Après un entretien préalable auquel 3 d'entre eux ont assisté, la salariée est licenciée pour faute grave par lettre du 3 mars 2009.

La salariée décide de saisir la juridiction prud’homale estimant que son entretien préalable ne s’est pas déroulé dans les formes légalement admissibles. 

Dans un premier temps, la cour d’appel déboute la salariée de sa demande, estimant la procédure de licenciement régulière, la présente de 3 médecins lors de l’entretien préalable était admissible, compte tenu de la structure de l’entreprise qui comportait 6 médecins cogérants.  

Extrait de l’arrêt

Attendu que pour dire la procédure de licenciement régulière et débouter la salariée de sa demande de dommages-intérêts formée à ce titre, l'arrêt retient que les six médecins membres de la société civile professionnelle en étant cogérants, la présence de chacun d'eux à l'entretien préalable était appropriée, cet entretien devant déboucher sur une décision importante, impliquant chacun d'eux, quant au devenir professionnel de la salariée, alors au demeurant, que cette situation ne la privait pas, elle-même, de son droit de se faire assister ;  

Ce n’est pas du tout l’avis de la Cour de cassation qui casse et annule l’arrêt de la cour d’appel.

Selon les juges, la présence de 3 des cogérants avait transformé l'entretien préalable au licenciement en enquête et ainsi détourné la procédure de son objet.  

Extrait de l’arrêt

Qu'en statuant ainsi, alors que la présence de trois des cogérants avait transformé l'entretien préalable au licenciement en enquête et ainsi détourné la procédure de son objet, la cour d'appel a violé le texte susvisé ;

PAR CES MOTIFS :

CASSE ET ANNULE, mais seulement en ce qu'il déboute Mme X... de sa demande de dommages-intérêts pour non respect de la procédure de licenciement, l'arrêt rendu le 12 avril 2012, entre les parties, par la cour d'appel de Paris ; remet, en conséquence, sur ce point, la cause et les parties dans l'état où elles se trouvaient avant ledit arrêt et, pour être fait droit, les renvoie devant la cour d'appel de Paris, autrement composée ;

Cour de cassation du , pourvoi n°12-21046

Profitons de l’affaire présente pour rappeler quelques notions importantes concernant l’entretien préalable. 

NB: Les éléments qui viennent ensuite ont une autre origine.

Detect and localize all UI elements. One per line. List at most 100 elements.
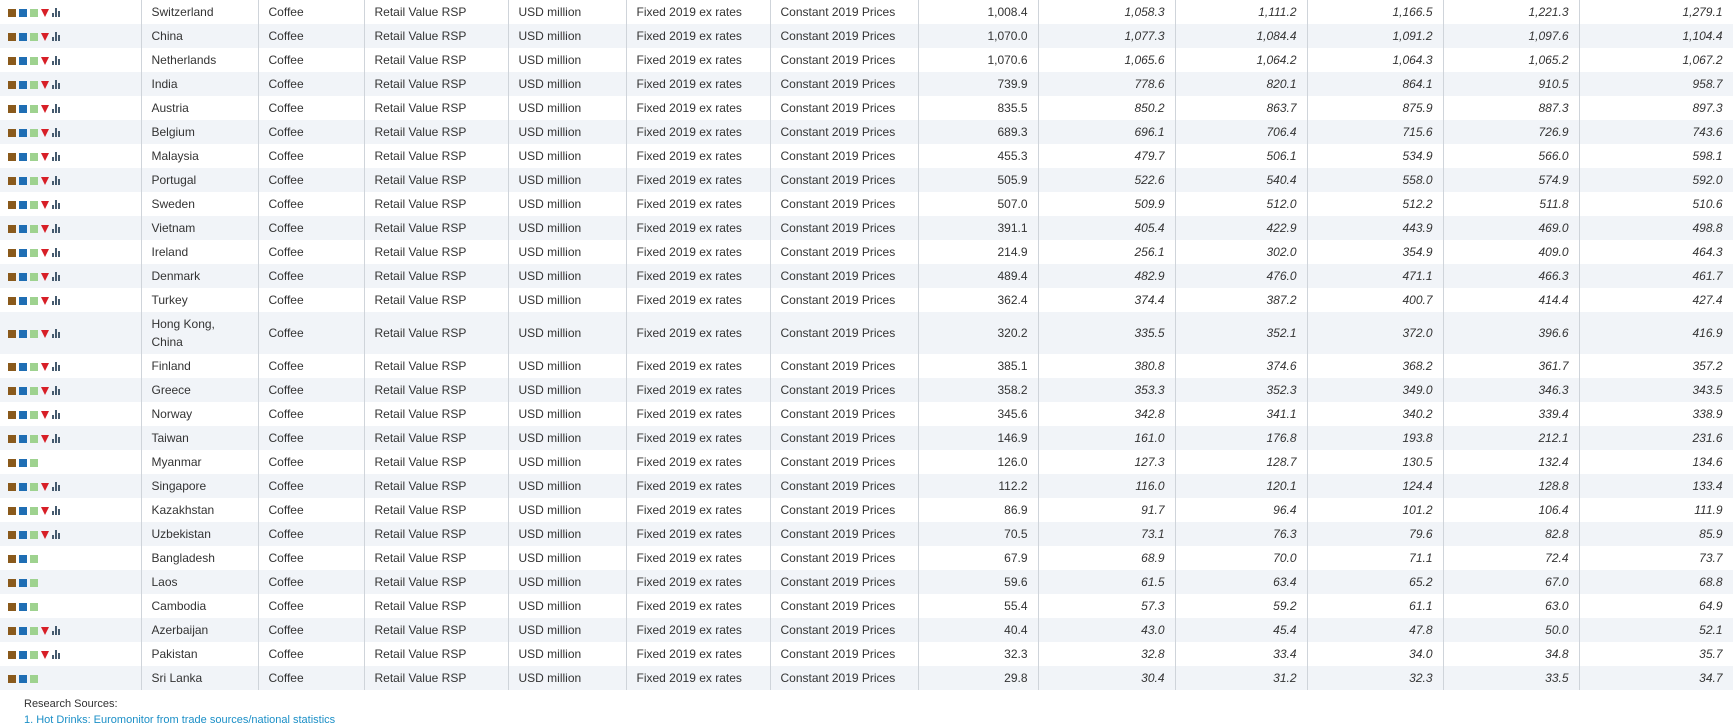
filter-icon[interactable]	[41, 224, 49, 233]
industry-icon[interactable]	[30, 554, 38, 563]
category-icon[interactable]	[19, 224, 27, 233]
geography-icon[interactable]	[8, 650, 16, 659]
category-icon[interactable]	[19, 56, 27, 65]
category-icon[interactable]	[19, 176, 27, 185]
geography-icon[interactable]	[8, 506, 16, 515]
industry-icon[interactable]	[30, 506, 38, 515]
geography-icon[interactable]	[8, 554, 16, 563]
chart-icon[interactable]	[52, 56, 62, 66]
chart-icon[interactable]	[52, 650, 62, 660]
chart-icon[interactable]	[52, 8, 62, 18]
geography-icon[interactable]	[8, 152, 16, 161]
industry-icon[interactable]	[30, 674, 38, 683]
category-icon[interactable]	[19, 506, 27, 515]
chart-icon[interactable]	[52, 386, 62, 396]
chart-icon[interactable]	[52, 362, 62, 372]
geography-icon[interactable]	[8, 272, 16, 281]
category-icon[interactable]	[19, 104, 27, 113]
industry-icon[interactable]	[30, 104, 38, 113]
filter-icon[interactable]	[41, 152, 49, 161]
geography-icon[interactable]	[8, 248, 16, 257]
geography-icon[interactable]	[8, 296, 16, 305]
category-icon[interactable]	[19, 434, 27, 443]
industry-icon[interactable]	[30, 32, 38, 41]
category-icon[interactable]	[19, 650, 27, 659]
geography-icon[interactable]	[8, 8, 16, 17]
geography-icon[interactable]	[8, 80, 16, 89]
chart-icon[interactable]	[52, 32, 62, 42]
geography-icon[interactable]	[8, 578, 16, 587]
category-icon[interactable]	[19, 626, 27, 635]
category-icon[interactable]	[19, 602, 27, 611]
geography-icon[interactable]	[8, 434, 16, 443]
industry-icon[interactable]	[30, 650, 38, 659]
filter-icon[interactable]	[41, 104, 49, 113]
industry-icon[interactable]	[30, 458, 38, 467]
filter-icon[interactable]	[41, 272, 49, 281]
category-icon[interactable]	[19, 8, 27, 17]
category-icon[interactable]	[19, 410, 27, 419]
category-icon[interactable]	[19, 554, 27, 563]
category-icon[interactable]	[19, 386, 27, 395]
chart-icon[interactable]	[52, 434, 62, 444]
filter-icon[interactable]	[41, 248, 49, 257]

La convocation à l’entretien préalable

L’employeur convoque le salarié à un entretien préalable, par lettre recommandée avec avis de réception (LR+AR) ou lettre remise en main propre avec décharge. 

Article L1232-2

L'employeur qui envisage de licencier un salarié le convoque, avant toute décision, à un entretien préalable.

La convocation est effectuée par lettre recommandée ou par lettre remise en main propre contre décharge. Cette lettre indique l'objet de la convocation.

L'entretien préalable ne peut avoir lieu moins de cinq jours ouvrables après la présentation de la lettre recommandée ou la remise en main propre de la lettre de convocation.

Une mention absente sur le courrier entraîne l’irrégularité du licenciement.

La lettre de convocation peut également être transmise par Chronopost.  

Nous avons rédigé un article à ce sujet, que vous pouvez retrouver en cliquant ici. 

A même été reconnu comme valable l’envoi de la lettre de convocation par huissier.

Extrait de l’arrêt 

« Que la cour d'appel a exactement retenu que la remise par voie d'huissier de justice ne constituait pas une irrégularité de la procédure de licenciement » 

Arrêt de la Cour de cassation du mercredi 30 mars 2011 pourvoi 09-71412 

Dans cette lettre, il doit y avoir :  

  1. L’objet de l’entretien ; 
  2. La date, l’heure et le lieu où se déroulera l’entretien ; 
  3. La possibilité pour le salarié de se faire assister ; 
  4. L’adresse de la mairie où se trouve la liste des personnes pouvant accompagner le salarié lors de l’entretien ; 
  5. L’adresse de l’inspection du travail. 

Article R1232-1

Créé par Décret n°2008-244 du 7 mars 2008 - art. (V)


La lettre de convocation prévue à l'article L. 1232-2 indique l'objet de l'entretien entre le salarié et l'employeur.
Elle précise la date, l'heure et le lieu de cet entretien.
Elle rappelle que le salarié peut se faire assister pour cet entretien par une personne de son choix appartenant au personnel de l'entreprise ou, en l'absence d'institutions représentatives dans l'entreprise, par un conseiller du salarié. 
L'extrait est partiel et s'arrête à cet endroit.